Entretien d’embauche : ce qu’il faut faire et ne pas faire.

En entretien, comme dans la vie, il y a un langage non verbal qu’il faut maîtriser, ne serait-ce qu’un tout petit peu, pour éviter de commettre, sans le vouloir, quelques bévues fort dommageables …

Le premier contact :
Capital, ce premier instant où vous allez découvrir votre interlocuteur, qui en fera de même, dans le même temps. Capital, parce que la première impression est durable et peu aisément contournable. Vivace, instinctive et décisive, elle jouera sur la décision finale de votre recruteur. Ainsi, serrez cette main que l'on vous tend de manière honnête, naturelle, énergique, sans mollesse mais sans brutalité aucune, non plus. Détendez-vous. Plus vous serez serein et plus l’ambiance le sera, ce qui vous permettra un échange positif et porteur. Dans le même temps que vous tendez votre main, pensez à bien regarder votre interlocuteur dans les yeux, sans essayer d’échapper à son regard, sans le scruter de manière insistante et impolie. Dosez avec justesse. Osez être vous. Et répondez, souriant, ouvert : «bonjour monsieur », ou « bonjour madame ».

Asseyez-vous correctement :
Lorsque vous allez être invité à vous asseoir, évitez de vous mettre sur le bord de la chaise, timide, maladroit, hésitant et surtout, en position de déséquilibre. Cela vous empêcherait de vous détendre et donnerait l’impression à la personne qui vous fait face que vous n’avez qu’un souhait : repartir.
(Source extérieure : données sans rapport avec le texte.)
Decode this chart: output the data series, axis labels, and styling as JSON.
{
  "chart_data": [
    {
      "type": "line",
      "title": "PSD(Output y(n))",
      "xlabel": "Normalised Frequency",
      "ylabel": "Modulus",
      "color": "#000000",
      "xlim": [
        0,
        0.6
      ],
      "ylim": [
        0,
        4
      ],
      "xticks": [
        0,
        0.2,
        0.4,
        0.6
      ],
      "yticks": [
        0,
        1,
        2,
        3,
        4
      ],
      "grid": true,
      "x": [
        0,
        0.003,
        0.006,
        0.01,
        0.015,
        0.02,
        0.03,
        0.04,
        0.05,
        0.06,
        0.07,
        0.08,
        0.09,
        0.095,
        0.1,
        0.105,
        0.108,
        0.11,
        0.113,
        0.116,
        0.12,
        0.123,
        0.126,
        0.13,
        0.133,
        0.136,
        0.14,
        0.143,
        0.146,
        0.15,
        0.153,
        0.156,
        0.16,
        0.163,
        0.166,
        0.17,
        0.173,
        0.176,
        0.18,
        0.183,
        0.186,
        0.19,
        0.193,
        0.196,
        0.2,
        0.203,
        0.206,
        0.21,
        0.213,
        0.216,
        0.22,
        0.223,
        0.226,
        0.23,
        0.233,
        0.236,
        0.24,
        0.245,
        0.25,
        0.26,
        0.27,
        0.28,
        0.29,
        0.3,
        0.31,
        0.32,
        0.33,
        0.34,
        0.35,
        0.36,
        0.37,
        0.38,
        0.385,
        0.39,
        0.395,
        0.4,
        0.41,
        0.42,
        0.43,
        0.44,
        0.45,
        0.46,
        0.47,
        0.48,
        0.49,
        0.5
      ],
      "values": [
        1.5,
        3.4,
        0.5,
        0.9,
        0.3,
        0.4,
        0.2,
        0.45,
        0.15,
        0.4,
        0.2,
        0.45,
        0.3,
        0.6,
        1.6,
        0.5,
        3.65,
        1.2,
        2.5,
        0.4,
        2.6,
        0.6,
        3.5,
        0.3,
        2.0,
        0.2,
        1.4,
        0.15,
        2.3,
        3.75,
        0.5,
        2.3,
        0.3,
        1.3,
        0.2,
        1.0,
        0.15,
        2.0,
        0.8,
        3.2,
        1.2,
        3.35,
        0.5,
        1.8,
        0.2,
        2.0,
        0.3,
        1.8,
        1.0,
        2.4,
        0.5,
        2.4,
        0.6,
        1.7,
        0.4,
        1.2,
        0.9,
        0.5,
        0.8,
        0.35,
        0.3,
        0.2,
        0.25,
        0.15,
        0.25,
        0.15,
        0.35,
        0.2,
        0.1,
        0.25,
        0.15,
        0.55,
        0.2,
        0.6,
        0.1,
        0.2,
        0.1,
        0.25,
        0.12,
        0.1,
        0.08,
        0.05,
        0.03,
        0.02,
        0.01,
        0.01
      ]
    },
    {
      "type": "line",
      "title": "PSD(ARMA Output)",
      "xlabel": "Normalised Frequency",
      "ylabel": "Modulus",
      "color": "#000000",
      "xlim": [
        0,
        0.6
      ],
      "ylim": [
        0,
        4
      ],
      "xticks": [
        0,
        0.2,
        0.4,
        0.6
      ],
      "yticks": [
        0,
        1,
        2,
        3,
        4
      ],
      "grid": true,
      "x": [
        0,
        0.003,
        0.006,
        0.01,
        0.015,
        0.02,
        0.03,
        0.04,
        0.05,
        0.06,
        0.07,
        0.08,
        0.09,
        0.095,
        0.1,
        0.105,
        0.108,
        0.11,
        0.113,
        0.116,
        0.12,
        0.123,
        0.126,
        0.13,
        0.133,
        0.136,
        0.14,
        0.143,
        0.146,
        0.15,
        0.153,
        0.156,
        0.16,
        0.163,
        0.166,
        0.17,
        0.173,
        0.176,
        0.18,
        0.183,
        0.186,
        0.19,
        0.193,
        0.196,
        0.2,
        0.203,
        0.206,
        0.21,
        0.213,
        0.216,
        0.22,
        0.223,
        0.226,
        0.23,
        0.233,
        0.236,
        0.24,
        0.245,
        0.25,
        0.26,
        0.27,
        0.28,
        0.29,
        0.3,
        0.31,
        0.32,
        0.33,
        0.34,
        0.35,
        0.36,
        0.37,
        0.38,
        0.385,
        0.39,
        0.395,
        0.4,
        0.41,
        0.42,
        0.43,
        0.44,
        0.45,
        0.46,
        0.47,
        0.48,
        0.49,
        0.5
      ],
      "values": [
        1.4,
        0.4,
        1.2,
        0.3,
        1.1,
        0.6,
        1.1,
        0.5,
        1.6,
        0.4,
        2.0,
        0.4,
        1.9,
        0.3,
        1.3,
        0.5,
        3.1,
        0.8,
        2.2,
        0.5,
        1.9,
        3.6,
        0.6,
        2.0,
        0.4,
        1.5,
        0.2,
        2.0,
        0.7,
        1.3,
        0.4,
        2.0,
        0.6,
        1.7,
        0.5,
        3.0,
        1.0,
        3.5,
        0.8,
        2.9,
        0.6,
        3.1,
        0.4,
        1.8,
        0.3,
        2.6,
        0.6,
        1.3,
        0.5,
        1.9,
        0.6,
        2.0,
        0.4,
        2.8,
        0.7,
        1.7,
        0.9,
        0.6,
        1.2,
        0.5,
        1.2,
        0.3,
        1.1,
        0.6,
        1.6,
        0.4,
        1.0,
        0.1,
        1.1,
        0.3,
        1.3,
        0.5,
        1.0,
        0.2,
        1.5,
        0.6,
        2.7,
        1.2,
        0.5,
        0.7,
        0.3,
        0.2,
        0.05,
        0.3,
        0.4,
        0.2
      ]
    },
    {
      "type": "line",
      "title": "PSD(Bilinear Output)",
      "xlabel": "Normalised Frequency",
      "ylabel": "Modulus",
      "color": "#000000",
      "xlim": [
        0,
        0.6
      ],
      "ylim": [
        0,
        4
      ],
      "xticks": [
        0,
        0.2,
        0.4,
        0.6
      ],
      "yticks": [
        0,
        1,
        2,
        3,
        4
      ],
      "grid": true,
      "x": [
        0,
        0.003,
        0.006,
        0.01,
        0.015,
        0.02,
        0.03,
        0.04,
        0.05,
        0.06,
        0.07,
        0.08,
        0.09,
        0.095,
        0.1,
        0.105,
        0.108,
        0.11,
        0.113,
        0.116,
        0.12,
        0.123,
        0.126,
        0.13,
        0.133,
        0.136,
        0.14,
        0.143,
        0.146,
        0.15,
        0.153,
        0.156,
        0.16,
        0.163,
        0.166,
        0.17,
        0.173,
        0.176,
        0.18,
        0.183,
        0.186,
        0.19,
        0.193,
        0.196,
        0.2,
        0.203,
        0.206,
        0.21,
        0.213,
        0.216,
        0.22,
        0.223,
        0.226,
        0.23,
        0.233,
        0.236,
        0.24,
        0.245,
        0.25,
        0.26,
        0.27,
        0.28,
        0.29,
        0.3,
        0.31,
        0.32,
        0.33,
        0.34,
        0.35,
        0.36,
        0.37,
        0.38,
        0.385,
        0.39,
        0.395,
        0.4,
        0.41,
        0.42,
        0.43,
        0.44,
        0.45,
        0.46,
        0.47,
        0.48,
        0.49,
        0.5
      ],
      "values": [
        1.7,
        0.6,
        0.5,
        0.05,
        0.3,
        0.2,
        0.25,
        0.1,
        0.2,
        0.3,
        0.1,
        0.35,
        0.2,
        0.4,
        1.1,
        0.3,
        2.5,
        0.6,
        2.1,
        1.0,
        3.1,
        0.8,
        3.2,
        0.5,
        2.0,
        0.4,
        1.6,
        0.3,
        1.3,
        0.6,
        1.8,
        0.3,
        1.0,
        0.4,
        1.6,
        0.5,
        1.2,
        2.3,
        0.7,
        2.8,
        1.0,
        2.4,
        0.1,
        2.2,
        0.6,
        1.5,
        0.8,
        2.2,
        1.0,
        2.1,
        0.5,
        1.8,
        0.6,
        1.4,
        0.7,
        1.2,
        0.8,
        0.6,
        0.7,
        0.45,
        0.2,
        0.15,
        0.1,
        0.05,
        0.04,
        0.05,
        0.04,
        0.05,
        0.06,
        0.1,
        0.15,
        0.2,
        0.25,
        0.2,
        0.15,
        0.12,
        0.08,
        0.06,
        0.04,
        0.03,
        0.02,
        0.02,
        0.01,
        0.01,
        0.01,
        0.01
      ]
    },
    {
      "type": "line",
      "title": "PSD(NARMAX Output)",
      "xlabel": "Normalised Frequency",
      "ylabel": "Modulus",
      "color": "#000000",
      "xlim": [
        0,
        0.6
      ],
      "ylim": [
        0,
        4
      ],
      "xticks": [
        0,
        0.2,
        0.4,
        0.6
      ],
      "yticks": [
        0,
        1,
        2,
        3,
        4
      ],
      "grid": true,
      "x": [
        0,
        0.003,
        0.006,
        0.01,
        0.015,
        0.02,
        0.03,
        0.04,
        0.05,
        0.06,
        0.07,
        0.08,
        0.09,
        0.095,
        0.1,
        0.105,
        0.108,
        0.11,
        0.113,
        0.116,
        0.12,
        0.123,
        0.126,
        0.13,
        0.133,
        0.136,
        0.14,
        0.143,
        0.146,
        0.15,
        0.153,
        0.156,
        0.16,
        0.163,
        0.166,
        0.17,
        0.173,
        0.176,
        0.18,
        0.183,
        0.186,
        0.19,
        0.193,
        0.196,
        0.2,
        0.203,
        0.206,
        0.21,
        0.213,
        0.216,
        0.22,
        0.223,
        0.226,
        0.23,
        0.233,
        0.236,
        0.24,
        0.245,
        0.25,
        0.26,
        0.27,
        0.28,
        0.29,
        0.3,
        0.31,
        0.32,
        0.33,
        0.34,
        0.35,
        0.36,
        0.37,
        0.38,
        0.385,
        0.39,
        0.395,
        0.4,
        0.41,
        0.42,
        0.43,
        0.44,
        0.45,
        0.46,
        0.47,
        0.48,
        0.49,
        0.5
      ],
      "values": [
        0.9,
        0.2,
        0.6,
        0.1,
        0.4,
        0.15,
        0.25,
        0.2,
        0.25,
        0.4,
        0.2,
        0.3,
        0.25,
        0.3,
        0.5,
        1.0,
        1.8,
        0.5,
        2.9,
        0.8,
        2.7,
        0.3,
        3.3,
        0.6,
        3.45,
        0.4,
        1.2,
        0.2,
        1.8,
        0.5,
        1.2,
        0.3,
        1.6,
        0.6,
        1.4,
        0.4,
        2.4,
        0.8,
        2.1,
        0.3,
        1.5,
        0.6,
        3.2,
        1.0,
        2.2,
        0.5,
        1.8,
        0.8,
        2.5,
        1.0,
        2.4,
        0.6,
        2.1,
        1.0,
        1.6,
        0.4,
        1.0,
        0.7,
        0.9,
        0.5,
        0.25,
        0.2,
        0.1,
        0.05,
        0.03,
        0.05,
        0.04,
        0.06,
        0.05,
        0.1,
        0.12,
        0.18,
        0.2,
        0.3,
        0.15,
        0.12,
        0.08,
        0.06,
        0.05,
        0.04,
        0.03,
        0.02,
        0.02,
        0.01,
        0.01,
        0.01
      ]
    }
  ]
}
Prenez le temps de bien vous installer, de prendre vos marques mentales et spatiales, afin de pouvoir parler, échanger et partager, en toute simplicité et tranquillité. Si vous avez une veste, un manteau ou un parapluie, dans les mains, pensez à le déposer à l’entrée, sur un porte-manteau ou un autre siège, là où il ne tombera pas vingt fois, vous déranger, vous déconcentrer et agacer votre recruteur, par la même occasion ! Trouvez la position qui vous sied le mieux, sans vous étaler ni vous avachir sur le dossier de votre siège. Tenez-vous droit, sans vous montrer rigide et/ou coincé, penché vers votre interlocuteur : suffisamment pour communiquer, mais pas trop, pour ne entamer son espace de sécurité. Evitez de croiser les jambes dans une attitude de séduction ou d’un excès de décontraction. Gardez-les posées, calmement, sans les enrouler non plus autour des montants, sans jouer avec. Cela ne ferait que traduire votre nervosité et le malaise s’installerait lentement. Comme dans la vie, l’échange est, bien souvent, perçu par les deux parties de la même manière.

Surveillez vos gestes et tonalités :
Décroisez vos bras : Evitez absolument ce geste de protection et de repli sur vous-même. Croiser les bras est bien souvent compris comme un refus d’ouverture vers l’autre, un enfermement dans sa bulle de sécurité. Par ailleurs, ouvrir vos bras vous aidera à vous détendre, vous décontracter et donc à communiquer plus facilement. Evitez également de fermer vos poings, c’est agressif et c’est émettre ce même message négatif.

Ne mettez pas votre main devant votre bouche : Nombre de psychologues y voient une manière non-verbale d'exprimer votre désaccord avec ce qui vous est proposé. Si c’est vous qui parlez, cela traduira une gêne et votre incapacité à parler librement, de proposer un dialogue détendu.

Ne vous agitez pas : Evitez de caresser vos cheveux, tripoter vos oreilles, gratter l’arrière de votre tête (ce qui dénonce que vous vous trouvez face à une situation très délicate) ou de masser vos cuisses nerveusement. Ces gestes vous trahiront et énerveront la personne qui vous fait face.

Ne parlez pas trop fort ni trop doucement : Soyez audible sans vous emparer de l’espace au moyen du son. Sachez que, pour être entendu, il faut baisser la voix, et non l’inverse. Il ne s’agit pas, non plus, de dépasser le nombre de décibels qu’impose la courtoisie la plus élémentaire.